The basic formula for the formation of a contract is: Contract = Offer + Acceptance + Consideration + No Defenses

Some definitions:
-Unilateral contract: A promise for an action.
-Bilateral contract: A promise for a promise.


  1. The first question to ask when discussing contracts is, "What law applies?"
    1. Uniform Commercial Code (UCC): Generally under the UCC's jurisdiction when there is a transaction of goods.
    2. Common law: This applies to basically everything else.
  2. Offer: Was it a unilateral offer, bilateral offer or an offer under the UCC?
    1. Was there commitment?
      1. Prior dealings: Look at the history between the offeror and the offeree. Had they done this sort of thing before? If so, then there is evidence of commitment.
      2. Industry norms: What does the industry do? If the offer is similar to what the industry usually does, there's another vote for commitment being present.
      3. Circumstances: What circumstances was the offer made? Was the offeror drunk or mentally incapacitated? If the circumstances were normal, then that points towards commitment.
      4. Language: The language of the offer is also important in that it is clear.
    2. Was the offer communicated to the offeree?
      1. Actual communication: This is where the offeror sees that the offeree knows about the offer.
      2. Attempted communication: You know what it means.
    3. Does the offer contain definite terms?
      1. For real estate: Only need description (location usually) and price.
      2. For goods: Only need a quantity.
      3. For service: Define a duration or a specific task.
    4. Termination of the offer.
      1. Counteroffer: When the offeree wants to change the terms of the offer, the original offer is terminated and a new offer stands.
      2. Death/incapacity of offeror/offeree: When either the offeror or offeree is dead or incapacitated, the offer is terminated.
      3. Lapse of time: There is implied rejection if the offer is left unanswered, usually around one month unless otherwise specified in the original offer.
      4. Express rejection: When the offeree says, "No."
      5. Destruction of subject matter: If the subject of the offer is destroyed, then the offer no longer stands.
      6. Expressed Revocation: When the offeror says, "I don't want to offer this anymore," and there is no clause in the offer saying that the offeror cannot revoke the offer.

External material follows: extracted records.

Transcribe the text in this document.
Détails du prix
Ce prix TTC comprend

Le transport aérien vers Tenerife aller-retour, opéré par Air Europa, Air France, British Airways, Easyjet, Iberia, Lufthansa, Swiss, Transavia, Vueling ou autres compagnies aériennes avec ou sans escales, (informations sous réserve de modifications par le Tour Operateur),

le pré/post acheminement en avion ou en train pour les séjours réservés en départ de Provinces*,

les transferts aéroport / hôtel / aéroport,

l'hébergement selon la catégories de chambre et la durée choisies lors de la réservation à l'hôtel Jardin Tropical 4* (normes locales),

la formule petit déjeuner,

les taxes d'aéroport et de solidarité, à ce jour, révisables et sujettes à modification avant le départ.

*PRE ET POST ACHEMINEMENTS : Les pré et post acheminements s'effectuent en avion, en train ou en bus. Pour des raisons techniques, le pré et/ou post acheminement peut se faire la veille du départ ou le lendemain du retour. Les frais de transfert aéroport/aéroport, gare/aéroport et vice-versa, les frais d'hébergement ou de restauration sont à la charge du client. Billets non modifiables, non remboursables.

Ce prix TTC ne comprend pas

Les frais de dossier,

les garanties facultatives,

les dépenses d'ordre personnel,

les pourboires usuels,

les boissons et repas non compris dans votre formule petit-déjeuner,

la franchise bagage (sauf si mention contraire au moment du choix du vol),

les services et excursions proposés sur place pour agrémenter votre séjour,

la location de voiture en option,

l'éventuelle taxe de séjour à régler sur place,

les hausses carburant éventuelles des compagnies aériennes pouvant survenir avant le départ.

      7. Implied Revocation: This is when through actions, it is clear that the offer no longer stands. Example: John offers to sell Tanya a car for $5,000. Tanya does not give an answer yet. Tanya sees Monica driving John's car around. There is implied revocation of the offer because John can no longer sell his car to Tanya because he's already sold his car to Monica.
      8. Illegality: If the offer asks for an illegal act, then the offer is void.
  3. Acceptance
    1. Unilateral contract: Acceptance through actions.

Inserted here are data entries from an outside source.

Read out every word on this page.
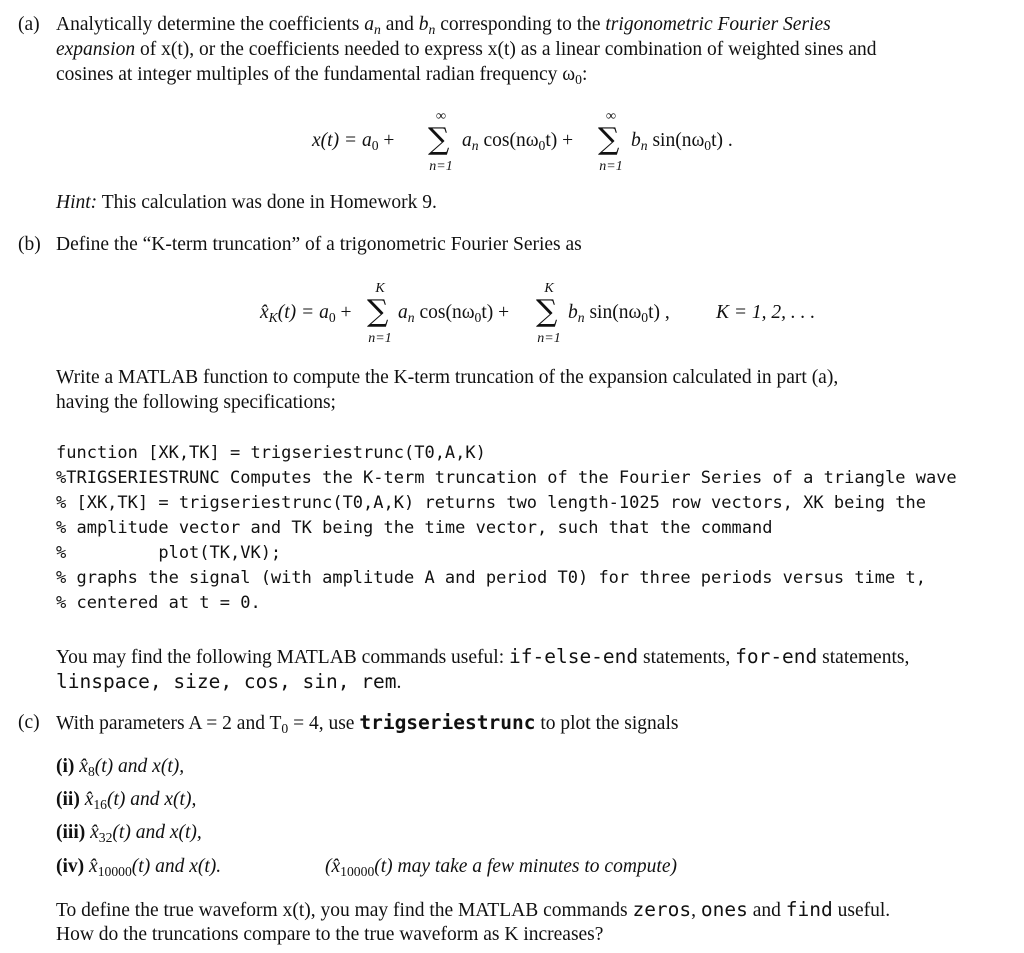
(a) Analytically determine the coefficients $a_n$ and $b_n$ corresponding to the trigonometric Fourier Series
expansion of x(t), or the coefficients needed to express x(t) as a linear combination of weighted sines and
cosines at integer multiples of the fundamental radian frequency $\omega_0$:
$x(t) = a_0$ +
∞
∑
n=1
$a_n$ $\cos(n\omega_0t)$ +
∞
∑
n=1
$b_n$ $\sin(n\omega_0t)$ .
Hint: This calculation was done in Homework 9.
(b) Define the “K-term truncation” of a trigonometric Fourier Series as
$x̂_K(t) = a_0$ +
K
∑
n=1
$a_n$ $\cos(n\omega_0t)$ +
K
∑
n=1
$b_n$ $\sin(n\omega_0t)$ , K = 1, 2, . . .
Write a MATLAB function to compute the K-term truncation of the expansion calculated in part (a),
having the following specifications;
function [XK,TK] = trigseriestrunc(T0,A,K)
%TRIGSERIESTRUNC Computes the K-term truncation of the Fourier Series of a triangle wave
% [XK,TK] = trigseriestrunc(T0,A,K) returns two length-1025 row vectors, XK being the
% amplitude vector and TK being the time vector, such that the command
%         plot(TK,VK);
% graphs the signal (with amplitude A and period T0) for three periods versus time t,
% centered at t = 0.
You may find the following MATLAB commands useful: if-else-end statements, for-end statements,
linspace, size, cos, sin, rem.
(c) With parameters A = 2 and $T_0 = 4$, use trigseriestrunc to plot the signals
(i) $x̂_8(t)$ and x(t),
(ii) $x̂_{16}(t)$ and x(t),
(iii) $x̂_{32}(t)$ and x(t),
(iv) $x̂_{10000}(t)$ and x(t).	($x̂_{10000}(t)$ may take a few minutes to compute)
To define the true waveform x(t), you may find the MATLAB commands zeros, ones and find useful.
How do the truncations compare to the true waveform as K increases?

    2. Bilateral contract: Acceptance through a promise.
    3. UCC: Acceptance through eitheran action or a promise. However, if the action is a shipment, but the shipment will take a long time, then a promise will do.
    4. Mirror image rule (common law): The acceptance must have the same exact terms as the offer, or else a counteroffer exists.
    5. New terms allowed: Some allow that new terms can be made conditions to the original offer. There is acceptance of the original offer, and each additional condition will be treated as a separate offer.
    6. Mailbox rule: The offer is accepted when the offeree's acceptance letter is handled by a postal worker.
  4. Consideration
    1. Exists when the following conditions are met:
      1. There is a bargained-for exchange.
      2. There is a legal detriment or benefit.
      3. The contract cannot be illusory; it must be binding and obligatory.
  5. No defenses. Some defenses are as follows:
    1. Statute of Frauds: Says that the contract should be in writing to prevent any dispute.
    2. Misrepresentation: There must be no misleading or incorrect information in the contract, unless it was a typographical mistake in the contract.
    3. Fraudulent misrepresentation: This is the intentional purveying of false information to one party, and that party justifiably relies on this misrepresentation.
    4. Mutual mistake: When both parties are under the same false belief regarding the terms of a contract.
  6. Performance
    1. Full performance requires full payment.
    2. Substantial performance only requires "substantial" compensation.
    3. No performance requires no payment.

Okay, got that? Great. Be careful making contracts--don't let yourself get fucked.